A mountain in Yellowstone National Park, named for an Army officer who led a massacre in which at least 173 Native Americans were slaughtered, has been renamed in honor of America’s Indigenous people, the National Park Service said.

The National Park Service said on Thursday that the U.S. Board on Geographic Names had voted unanimously to rename Mount Doane, a 10,551-foot peak in the southeastern part of Yellowstone. It will now be known as First Peoples Mountain, the Park Service said in a statement.

The mountain had honored Gustavus Doane, an Army officer and explorer who, in response to the alleged murder of a white fur trader, helped lead an attack in 1870 that became known as the Marias Massacre. He boasted about the attack in his accounts of the exploration of the land that would become Yellowstone National Park two years later.

The change was announced as the Interior Department under Secretary Deb Haaland, the first Native American cabinet member, is taking steps to strip oppressive and offensive names from geographic features across the national park system.

This year, the department announced that it would remove the racist term “squaw” from 660 geographic sites, including mountains, rivers and lakes. The Park Service was ordered to take similar steps. A task force was created to rename landmarks.

In January, the Interior Department said it was seeking nominations for a committee whose members would identify geographic features that should be renamed “as part of a broad effort to review and replace derogatory names of the nation’s geographic features.”

In 2016, the Park Service renamed North America’s highest peak — Mount McKinley in Alaska — as Mount Denali. That name, meaning “the great one” or “the high one” in the Alaska Native language Koyukon, pays tribute to the state’s Indigenous population. President William McKinley, for whom the mountain was christened in 1896, had little connection to the state, the Park Service said.

First Peoples Mountain was renamed based on input from the 27 tribes in Montana, Washington, Oregon, Idaho, Wyoming, North Dakota and South Dakota that have historical connections to Yellowstone. Indigenous people lived for at least 11,000 years on the land that would become Yellowstone.

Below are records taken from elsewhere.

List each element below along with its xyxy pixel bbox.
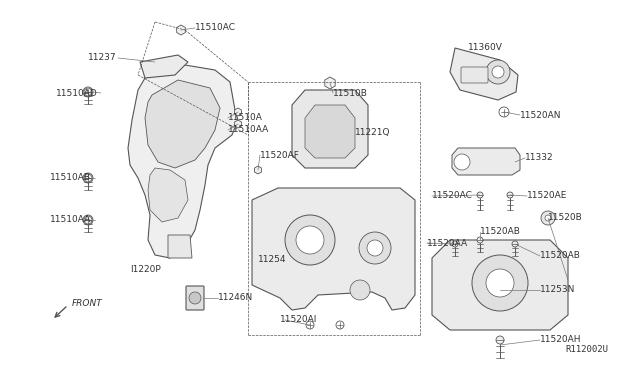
Polygon shape xyxy=(432,240,568,330)
Text: 11510AD: 11510AD xyxy=(56,89,98,97)
Circle shape xyxy=(359,232,391,264)
Circle shape xyxy=(492,66,504,78)
Text: 11520AF: 11520AF xyxy=(260,151,300,160)
Circle shape xyxy=(454,154,470,170)
Text: 11510AA: 11510AA xyxy=(50,215,92,224)
Text: 11520AB: 11520AB xyxy=(540,251,581,260)
Polygon shape xyxy=(234,108,241,116)
Circle shape xyxy=(84,88,92,96)
Circle shape xyxy=(350,280,370,300)
Text: R112002U: R112002U xyxy=(565,345,608,354)
Text: 11520AH: 11520AH xyxy=(540,336,582,344)
Text: 11510AA: 11510AA xyxy=(228,125,269,135)
Circle shape xyxy=(452,241,458,247)
Text: 11246N: 11246N xyxy=(218,294,253,302)
Text: 11520AI: 11520AI xyxy=(280,315,317,324)
Polygon shape xyxy=(325,77,335,89)
Polygon shape xyxy=(140,55,188,78)
Text: 11520AE: 11520AE xyxy=(527,192,568,201)
Text: 11520AN: 11520AN xyxy=(520,110,561,119)
Polygon shape xyxy=(255,166,262,174)
Text: 11237: 11237 xyxy=(88,54,116,62)
FancyBboxPatch shape xyxy=(461,67,488,83)
Text: 11510B: 11510B xyxy=(333,89,368,97)
Circle shape xyxy=(189,292,201,304)
Polygon shape xyxy=(234,120,241,128)
Circle shape xyxy=(512,241,518,247)
Circle shape xyxy=(472,255,528,311)
Circle shape xyxy=(486,269,514,297)
Polygon shape xyxy=(252,188,415,310)
Text: 11332: 11332 xyxy=(525,154,554,163)
Text: 11221Q: 11221Q xyxy=(355,128,390,137)
Circle shape xyxy=(84,174,92,182)
Circle shape xyxy=(507,192,513,198)
Text: 11253N: 11253N xyxy=(540,285,575,295)
Text: 11510AB: 11510AB xyxy=(50,173,91,183)
Circle shape xyxy=(477,237,483,243)
Polygon shape xyxy=(145,80,220,168)
Polygon shape xyxy=(452,148,520,175)
Circle shape xyxy=(367,240,383,256)
Text: I1220P: I1220P xyxy=(130,266,161,275)
Polygon shape xyxy=(305,105,355,158)
Text: 11360V: 11360V xyxy=(468,44,503,52)
Text: 11510A: 11510A xyxy=(228,113,263,122)
Polygon shape xyxy=(128,65,238,258)
Text: FRONT: FRONT xyxy=(72,298,103,308)
Text: 11520AA: 11520AA xyxy=(427,238,468,247)
Circle shape xyxy=(496,336,504,344)
Polygon shape xyxy=(450,48,518,100)
Polygon shape xyxy=(292,90,368,168)
Circle shape xyxy=(296,226,324,254)
Text: 11520AC: 11520AC xyxy=(432,192,473,201)
Circle shape xyxy=(541,211,555,225)
Circle shape xyxy=(477,192,483,198)
Circle shape xyxy=(285,215,335,265)
Polygon shape xyxy=(177,25,186,35)
Polygon shape xyxy=(148,168,188,222)
Text: 11520B: 11520B xyxy=(548,214,583,222)
Circle shape xyxy=(486,60,510,84)
Polygon shape xyxy=(168,235,192,258)
Text: 11520AB: 11520AB xyxy=(480,228,521,237)
Text: 11510AC: 11510AC xyxy=(195,23,236,32)
Text: 11254: 11254 xyxy=(258,256,287,264)
Circle shape xyxy=(84,216,92,224)
Circle shape xyxy=(545,215,551,221)
FancyBboxPatch shape xyxy=(186,286,204,310)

They were pushed out by the government when the park was established in 1872, according to Smithsonian Magazine.

“This name change is long overdue,” Chief Stan Grier of the Piikani Nation told The Associated Press in a statement. “We all agreed on ‘First Peoples Mountain’ as an appropriate name to honor the victims of such inhumane acts of genocide, and to also remind people of the 10,000-year-plus connection tribal peoples have to this sacred place now called Yellowstone.”

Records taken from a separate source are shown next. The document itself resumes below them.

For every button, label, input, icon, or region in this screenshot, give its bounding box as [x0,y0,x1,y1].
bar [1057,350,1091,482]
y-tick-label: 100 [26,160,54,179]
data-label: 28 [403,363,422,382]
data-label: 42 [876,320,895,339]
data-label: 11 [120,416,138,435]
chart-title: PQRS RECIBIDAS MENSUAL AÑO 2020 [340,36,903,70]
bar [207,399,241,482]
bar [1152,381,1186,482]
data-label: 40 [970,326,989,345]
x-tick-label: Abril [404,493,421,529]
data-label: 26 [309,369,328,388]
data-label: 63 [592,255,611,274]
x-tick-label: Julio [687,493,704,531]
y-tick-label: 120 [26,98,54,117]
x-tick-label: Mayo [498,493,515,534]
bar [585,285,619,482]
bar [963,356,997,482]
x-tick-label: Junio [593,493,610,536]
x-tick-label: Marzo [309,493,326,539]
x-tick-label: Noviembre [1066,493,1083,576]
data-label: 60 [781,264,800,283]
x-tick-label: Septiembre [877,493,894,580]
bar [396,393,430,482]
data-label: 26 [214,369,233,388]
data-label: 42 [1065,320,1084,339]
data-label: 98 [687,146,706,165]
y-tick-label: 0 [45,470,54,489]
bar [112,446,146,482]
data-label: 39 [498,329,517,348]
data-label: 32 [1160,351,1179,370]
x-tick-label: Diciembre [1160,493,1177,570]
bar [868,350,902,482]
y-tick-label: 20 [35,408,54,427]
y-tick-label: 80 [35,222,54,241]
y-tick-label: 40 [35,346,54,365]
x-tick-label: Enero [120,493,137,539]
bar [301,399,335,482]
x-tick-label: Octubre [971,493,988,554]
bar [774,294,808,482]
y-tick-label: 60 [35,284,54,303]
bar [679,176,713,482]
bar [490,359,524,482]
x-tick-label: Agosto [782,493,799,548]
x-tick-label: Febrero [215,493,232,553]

Since the change was announced, William Snell, executive director of the Rocky Mountain Tribal Leaders Council, said the organization had received inquiries from tribes in California about replicating the process as a way of rectifying other injustices.

“It’s a demonstration of working closely with American Indians and making sure that wrongs are righted and history is rewritten and corrected,” he said.

In its statement, the Park service said the renaming of First Peoples Mountain is not likely to be the last of its kind.

“Yellowstone may consider changes to other derogatory or inappropriate names in the future,” it said.